Perhaps the most frustrating thing about using a voice interface is the feeling of not knowing precisely where you are in the interaction and what exactly the assistant expects you to do next. A well-designed web site will show navigators where in the menu tree they are, but even without a menu path indicator, a web page usually has enough visual clues to tip the user on where they are in the site—a URL being one simple indicator. Not so with a voice interface, where the user can quickly feel lost for a lack of mental markers positioning them where they precisely are in the exchange with the assistant. There are ways to correct this:

Mark the exchange
Just like a well-designed web page will indicate where in the web site a user is, a good voice interface will tell the user where in the conversation they are positioned. Usually, a few will suffice: “Looking up transactions” before engaging in an exchange where the user wishes to find out their latest bank transactions, or “Quizzing” before beginning or resuming a quiz sequence.
Trace the path
In interactions where the conversation structure is deep and wide, users can very easily become confused about where they are in the interaction, even when you mark the individual levels. In such situations, you can associate with each dialogue state that handles an interaction a “position marker” that traces, starting from the main menu, the position of the user within the menu tree. The voicebot saying something as succinct as “Restaurants, Chinese, Zip code,” for instance, could help the user understand that they chose “Restaurants,” then “Chinese,” and are now being asked, or were asked, for a zip code to locate Chinese restaurants within that zip code. The designer can be less succinct with alternative phrasing such as, “We are looking for Chinese restaurants and the next thing I need from you is your zip code.” The main idea is to give a way for the user to situate themselves in a complex exchange with the voicebot.
Use earcons
An earcon, or auditory icon, is the voice equivalent of a graphical interface’s icon. An icon is a small graphic that means something specific in the context of an interaction—for instance, an arrow pointing to the right may mean go to the next page, and one to the left may mean go back to the previous page. Earcons can be very useful in positioning the user within a conversation or in announcing the type of action that is about to be undertaken. For example, the sound of a keyboard clicking could be used to indicate to the user that the voicebot is busy doing something (while dead silence may be taken by the user that the assistant crashed or the call had ended).

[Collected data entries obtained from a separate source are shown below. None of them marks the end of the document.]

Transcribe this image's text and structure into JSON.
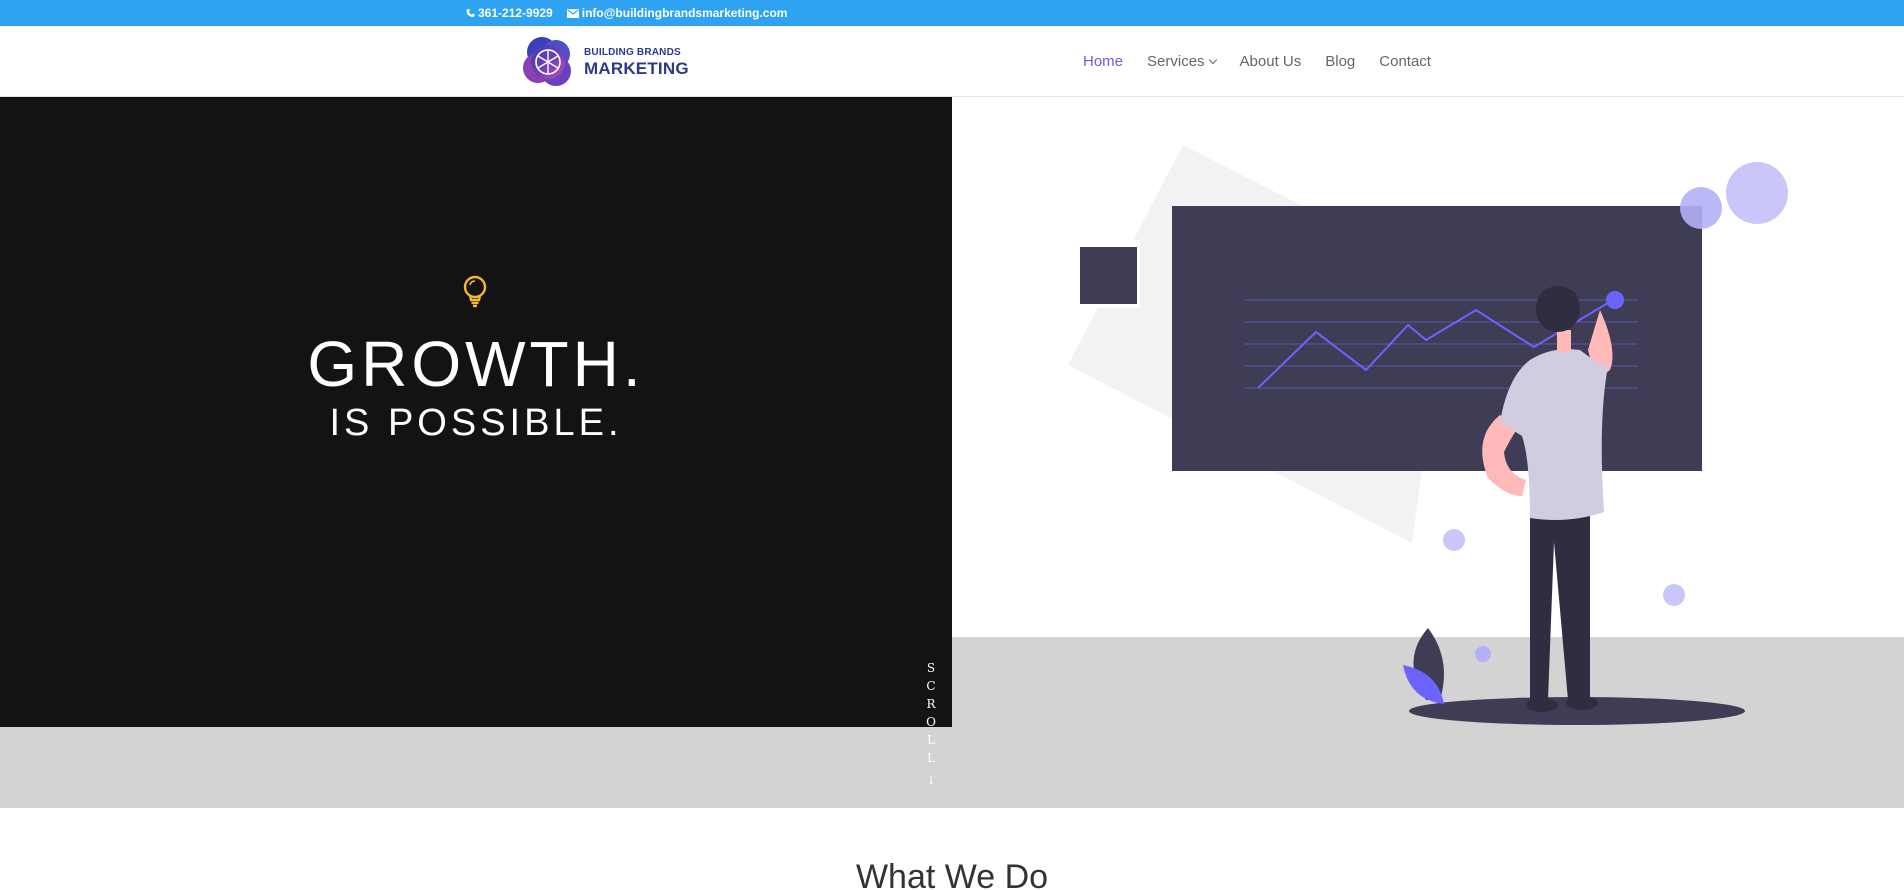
{
  "topbar": {
    "phone": "361-212-9929",
    "email": "info@buildingbrandsmarketing.com",
    "bg_color": "#2ea3f2"
  },
  "header": {
    "logo_line1": "BUILDING BRANDS",
    "logo_line2": "MARKETING",
    "nav": [
      {
        "label": "Home",
        "active": true
      },
      {
        "label": "Services",
        "has_dropdown": true
      },
      {
        "label": "About Us"
      },
      {
        "label": "Blog"
      },
      {
        "label": "Contact"
      }
    ],
    "accent_color": "#6c5ce7"
  },
  "hero": {
    "icon": "lightbulb-icon",
    "headline": "GROWTH.",
    "subheadline": "IS POSSIBLE.",
    "scroll_label": "SCROLL",
    "scroll_arrow": "→",
    "bulb_color": "#f5b82e"
  },
  "section": {
    "title": "What We Do"
  }
}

Perhaps the one fundamental advantage that GUIs have over VUIs is the feeling that a graphical user has control over both the medium and the interaction. A bad GUI can certainly frustrate the user, but it does take a very bad GUI to throw the user into a state of utter confusion. A VUI, on the other hand, because it is time-linear, unidirectional, and invisible, has to stumble only a couple of times in the interaction for the user to be thrown into a state of confusion. Keeping in mind that there are key differences between designing a GUI and a VUI should help the alert VUI designer avoid making the costly mistake of smuggling GUI assumptions when engaged in VUI design.